Personally, I was thinking of a tax regime along the lines of:

  1. Land value tax (maybe not 100% Georgist, as I think there are some economically optimal but societally sub optimal outcomes in extremely expensive downtown cores)

  2. 0% corporate tax

  3. Aggressive marginal income taxes with brackets wayyyyy up into the millions.

  4. Elimination of tax deferral/planning at a HoldCo level with extremely punitive (in Canada, referred to as "Part IV taxes") measures to ensure that all cash not reinvested into businesses is taxed immediately. Galen Weston, a Canadian billionaire, has a private HoldCo that receives more than $100mil in dividends each year from his public operating companies. I want that $100mil either poured back into his operating companies at their level as tangible investments in the company, or taxed at his personal income tax rate before he gets to invest it in whatever else he feels like.

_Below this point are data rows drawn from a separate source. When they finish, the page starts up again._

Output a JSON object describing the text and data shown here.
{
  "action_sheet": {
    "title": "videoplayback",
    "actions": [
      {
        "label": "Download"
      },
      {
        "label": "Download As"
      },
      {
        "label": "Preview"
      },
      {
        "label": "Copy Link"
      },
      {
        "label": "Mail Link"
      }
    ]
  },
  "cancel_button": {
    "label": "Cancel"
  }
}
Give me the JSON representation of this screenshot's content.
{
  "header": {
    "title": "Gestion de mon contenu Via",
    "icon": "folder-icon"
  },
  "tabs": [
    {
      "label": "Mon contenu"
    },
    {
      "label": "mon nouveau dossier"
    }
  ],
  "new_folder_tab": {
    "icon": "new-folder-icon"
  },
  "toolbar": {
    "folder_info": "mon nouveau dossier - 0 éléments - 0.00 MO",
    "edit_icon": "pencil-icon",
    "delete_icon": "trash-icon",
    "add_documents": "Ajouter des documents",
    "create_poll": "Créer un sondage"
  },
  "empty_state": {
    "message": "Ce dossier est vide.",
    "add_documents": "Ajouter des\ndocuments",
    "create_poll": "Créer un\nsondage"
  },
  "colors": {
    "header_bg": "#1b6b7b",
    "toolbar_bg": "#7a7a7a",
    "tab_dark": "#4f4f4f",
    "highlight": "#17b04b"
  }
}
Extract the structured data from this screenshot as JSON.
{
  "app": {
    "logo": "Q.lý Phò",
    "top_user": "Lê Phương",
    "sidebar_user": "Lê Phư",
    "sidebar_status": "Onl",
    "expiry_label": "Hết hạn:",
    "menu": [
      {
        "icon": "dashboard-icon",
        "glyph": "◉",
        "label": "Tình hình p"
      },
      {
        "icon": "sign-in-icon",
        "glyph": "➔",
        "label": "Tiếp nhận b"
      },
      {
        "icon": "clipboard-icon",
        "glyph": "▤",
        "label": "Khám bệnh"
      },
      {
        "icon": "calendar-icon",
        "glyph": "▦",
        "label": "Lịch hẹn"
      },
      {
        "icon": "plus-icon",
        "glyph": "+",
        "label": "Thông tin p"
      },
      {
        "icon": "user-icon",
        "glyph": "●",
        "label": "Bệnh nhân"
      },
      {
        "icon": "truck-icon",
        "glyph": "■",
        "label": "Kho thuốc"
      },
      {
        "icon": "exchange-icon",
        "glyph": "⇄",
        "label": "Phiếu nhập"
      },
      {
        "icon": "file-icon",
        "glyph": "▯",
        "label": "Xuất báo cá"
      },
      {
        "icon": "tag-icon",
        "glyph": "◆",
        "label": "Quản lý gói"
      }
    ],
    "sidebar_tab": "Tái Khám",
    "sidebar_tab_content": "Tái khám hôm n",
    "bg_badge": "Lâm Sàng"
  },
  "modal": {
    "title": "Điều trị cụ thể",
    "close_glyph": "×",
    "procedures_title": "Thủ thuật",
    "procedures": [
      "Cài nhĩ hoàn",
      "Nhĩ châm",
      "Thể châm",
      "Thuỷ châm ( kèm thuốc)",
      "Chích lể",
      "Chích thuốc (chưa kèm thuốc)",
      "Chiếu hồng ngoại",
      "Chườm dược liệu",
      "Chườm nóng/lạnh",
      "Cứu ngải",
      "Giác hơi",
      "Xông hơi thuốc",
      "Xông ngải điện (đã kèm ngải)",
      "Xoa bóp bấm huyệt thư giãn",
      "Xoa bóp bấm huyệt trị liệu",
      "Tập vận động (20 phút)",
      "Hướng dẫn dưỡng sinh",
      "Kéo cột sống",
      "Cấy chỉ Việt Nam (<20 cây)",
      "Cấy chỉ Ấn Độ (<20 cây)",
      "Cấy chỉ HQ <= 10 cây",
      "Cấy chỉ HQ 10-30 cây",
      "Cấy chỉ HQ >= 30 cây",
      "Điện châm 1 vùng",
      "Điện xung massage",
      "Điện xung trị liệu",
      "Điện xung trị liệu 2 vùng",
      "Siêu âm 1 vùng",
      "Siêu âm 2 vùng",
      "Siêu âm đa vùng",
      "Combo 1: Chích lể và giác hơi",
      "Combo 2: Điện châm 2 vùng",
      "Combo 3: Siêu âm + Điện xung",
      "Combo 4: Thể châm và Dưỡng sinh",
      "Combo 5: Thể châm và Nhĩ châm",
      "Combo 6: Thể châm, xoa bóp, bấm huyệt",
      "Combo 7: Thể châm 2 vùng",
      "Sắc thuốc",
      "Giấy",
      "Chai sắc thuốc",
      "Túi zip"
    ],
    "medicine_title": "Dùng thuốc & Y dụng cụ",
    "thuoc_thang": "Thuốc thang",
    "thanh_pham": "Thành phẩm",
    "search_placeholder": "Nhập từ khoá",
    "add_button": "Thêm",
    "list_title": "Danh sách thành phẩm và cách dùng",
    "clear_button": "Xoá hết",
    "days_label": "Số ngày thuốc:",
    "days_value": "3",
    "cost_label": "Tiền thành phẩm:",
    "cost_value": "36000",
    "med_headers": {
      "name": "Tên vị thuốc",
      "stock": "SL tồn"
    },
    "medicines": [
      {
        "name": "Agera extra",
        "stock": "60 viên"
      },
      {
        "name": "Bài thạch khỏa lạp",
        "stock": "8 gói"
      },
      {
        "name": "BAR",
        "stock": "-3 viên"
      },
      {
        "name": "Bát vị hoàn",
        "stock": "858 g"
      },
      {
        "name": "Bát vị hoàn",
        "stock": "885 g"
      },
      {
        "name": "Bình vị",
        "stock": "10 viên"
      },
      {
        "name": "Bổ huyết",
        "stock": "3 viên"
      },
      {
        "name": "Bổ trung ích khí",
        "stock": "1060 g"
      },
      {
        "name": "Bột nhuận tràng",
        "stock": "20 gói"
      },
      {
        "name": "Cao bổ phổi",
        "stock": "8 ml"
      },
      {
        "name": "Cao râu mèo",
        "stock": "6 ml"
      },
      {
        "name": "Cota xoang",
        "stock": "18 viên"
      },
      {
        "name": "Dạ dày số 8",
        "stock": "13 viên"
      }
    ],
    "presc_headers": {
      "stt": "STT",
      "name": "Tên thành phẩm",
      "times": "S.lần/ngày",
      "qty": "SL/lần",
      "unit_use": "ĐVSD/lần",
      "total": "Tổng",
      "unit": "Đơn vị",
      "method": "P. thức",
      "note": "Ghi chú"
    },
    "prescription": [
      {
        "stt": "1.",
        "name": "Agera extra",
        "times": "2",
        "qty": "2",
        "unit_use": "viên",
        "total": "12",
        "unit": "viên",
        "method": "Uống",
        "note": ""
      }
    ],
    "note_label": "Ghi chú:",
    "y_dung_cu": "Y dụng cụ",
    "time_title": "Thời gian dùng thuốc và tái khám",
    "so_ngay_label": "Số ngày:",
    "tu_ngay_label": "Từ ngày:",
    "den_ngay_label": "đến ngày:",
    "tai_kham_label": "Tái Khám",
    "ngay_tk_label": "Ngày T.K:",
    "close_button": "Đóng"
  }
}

The two outstanding parts to this "model" are:

  1. I need to make sure "Part IV on steroids" doesn't break LP/GP structures and other such things. I am not trying to cripple the finance industry, just ensure everyone pays their fair share and money gets put to the highest and best use.

  2. I wasn't sure how to deal with sales taxes. I generally view them as regressive and kind of silly, and a burden on everyone to file for, etc. seemed "cleaner" to just boil it all down to income tax and then ensure everyone's income was fully reported.

However, FairTax might be converting me. It is actually even cleaner to just delete everything and instead just do sales tax. It's an interesting proposal.